FAT is stored in our bodies in both adipose tissue (this is the fat we are trying to lose during weight-loss) but also in our muscles (this is a particularly important energy source during exercise). Given that we will use ‘muscle fat’ for energy during training but that we also need to replace it for use during the next training session, it is therefore important that post-exercise meals and snacks between training sessions also contain some dietary fat.

Avocado can be added to salads

Vitamin K: 26% of the RDA. Folate: 20% of the RDA. Vitamin C: 17% of the RDA. Potassium: 14% of the RDA. Vitamin B5: 14% of the RDA. Vitamin B6: 13% of the RDA. Vitamin E: 10% of the RDA. Then it contains small amounts of Magnesium, Manganese, Copper, Iron, Zinc, Phosphorous, Vitamin A, B1 (Thiamine), B2 (Riboflavin) and B3 (Niacin).

In practice, this can simply be making oily fish part of your post-training meal, consuming Greek yoghurt as a snack and also adding nuts and/or avocados to salads and snacks (or adding them to smoothies).
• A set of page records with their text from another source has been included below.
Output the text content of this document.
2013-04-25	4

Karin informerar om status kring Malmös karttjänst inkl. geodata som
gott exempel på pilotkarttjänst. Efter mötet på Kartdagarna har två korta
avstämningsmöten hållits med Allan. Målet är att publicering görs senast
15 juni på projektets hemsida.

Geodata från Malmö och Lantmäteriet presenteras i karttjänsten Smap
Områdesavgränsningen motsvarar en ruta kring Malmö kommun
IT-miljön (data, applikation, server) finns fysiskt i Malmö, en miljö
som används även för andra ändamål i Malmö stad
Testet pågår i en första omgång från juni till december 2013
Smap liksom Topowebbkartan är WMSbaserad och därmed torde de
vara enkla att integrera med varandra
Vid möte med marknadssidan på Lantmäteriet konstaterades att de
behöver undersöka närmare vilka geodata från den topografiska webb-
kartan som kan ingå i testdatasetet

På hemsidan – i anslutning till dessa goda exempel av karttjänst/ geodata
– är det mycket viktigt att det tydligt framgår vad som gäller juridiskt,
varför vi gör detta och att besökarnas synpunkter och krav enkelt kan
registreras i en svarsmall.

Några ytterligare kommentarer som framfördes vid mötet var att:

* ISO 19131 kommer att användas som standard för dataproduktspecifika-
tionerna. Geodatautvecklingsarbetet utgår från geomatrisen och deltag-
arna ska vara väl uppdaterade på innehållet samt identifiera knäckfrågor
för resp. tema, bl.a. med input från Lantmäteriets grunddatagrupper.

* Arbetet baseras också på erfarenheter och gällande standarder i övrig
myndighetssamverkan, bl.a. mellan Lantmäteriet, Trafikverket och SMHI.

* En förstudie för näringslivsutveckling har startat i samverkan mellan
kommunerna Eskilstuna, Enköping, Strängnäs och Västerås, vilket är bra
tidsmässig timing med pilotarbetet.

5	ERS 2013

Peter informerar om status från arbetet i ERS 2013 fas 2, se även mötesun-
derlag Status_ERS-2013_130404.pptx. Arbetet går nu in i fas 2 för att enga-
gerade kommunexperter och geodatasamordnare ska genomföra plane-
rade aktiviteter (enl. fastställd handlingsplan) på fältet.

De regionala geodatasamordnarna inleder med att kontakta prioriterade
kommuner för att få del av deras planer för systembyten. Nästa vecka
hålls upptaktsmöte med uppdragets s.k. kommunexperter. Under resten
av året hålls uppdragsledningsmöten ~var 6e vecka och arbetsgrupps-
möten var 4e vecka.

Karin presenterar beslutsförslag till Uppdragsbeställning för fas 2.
It is also worth noting that fat takes longer to digest so it is important to not consume overly high-fat foods prior to training or competition e.g. red meat, cheese etc.


THE amount of fat you can consume each day (while losing weight) is dependent on your training intensity and volume, how much weight you need to lose, how long you have to make your target weight
and perhaps more importantly, the amount of daily carbohydrate you consume. In my experience of working with professional boxers, footballers and cyclists, I have generally found daily fat requirements to be in the region of 1-1.5g/kg of body mass per day.

For example, a 70kg athlete could consume 70-105 g of fat per day. This fat intake should be obtained from a variety of both saturated (e.g. eggs, dairy) and unsaturated (e.g. oily fish, nuts, avocadoes etc) fat- rich foods. Although red meat could be limited to two-three times per week, highly processed meats such as sausages and burgers should likely be avoided at all times when a fighter has to make weight.


    Make choices such as salmon, mackerel, sardines, herring etc for lunches and dinner. Tinned salmon and sardines can also form the basis of a protein and fat-rich snack.
    Eggs remain one of the most effective protein sources and the yolk is also a good source of both saturated and unsaturated fatty acids. It is a myth that consuming two-three eggs each morning will raise your cholesterol.
    Avocados and nuts (a palm-sized portion) are a simple source of fat to add to salads and snacks. Both sources could also be added to smoothies and are especially useful as mid-afternoon snacks.
    Remember, the bottom line remains that we must expend more calories than we consume in order to lose weight. Adding spoonfuls of coconut oil to coffee are calories we simply do not need!
    Highly processed foods such as convenience and confectionary products (e.g. ready meals, ice cream, crisps, processed meats etc) are often rich in both saturated fat and sugar and should be avoided at all costs!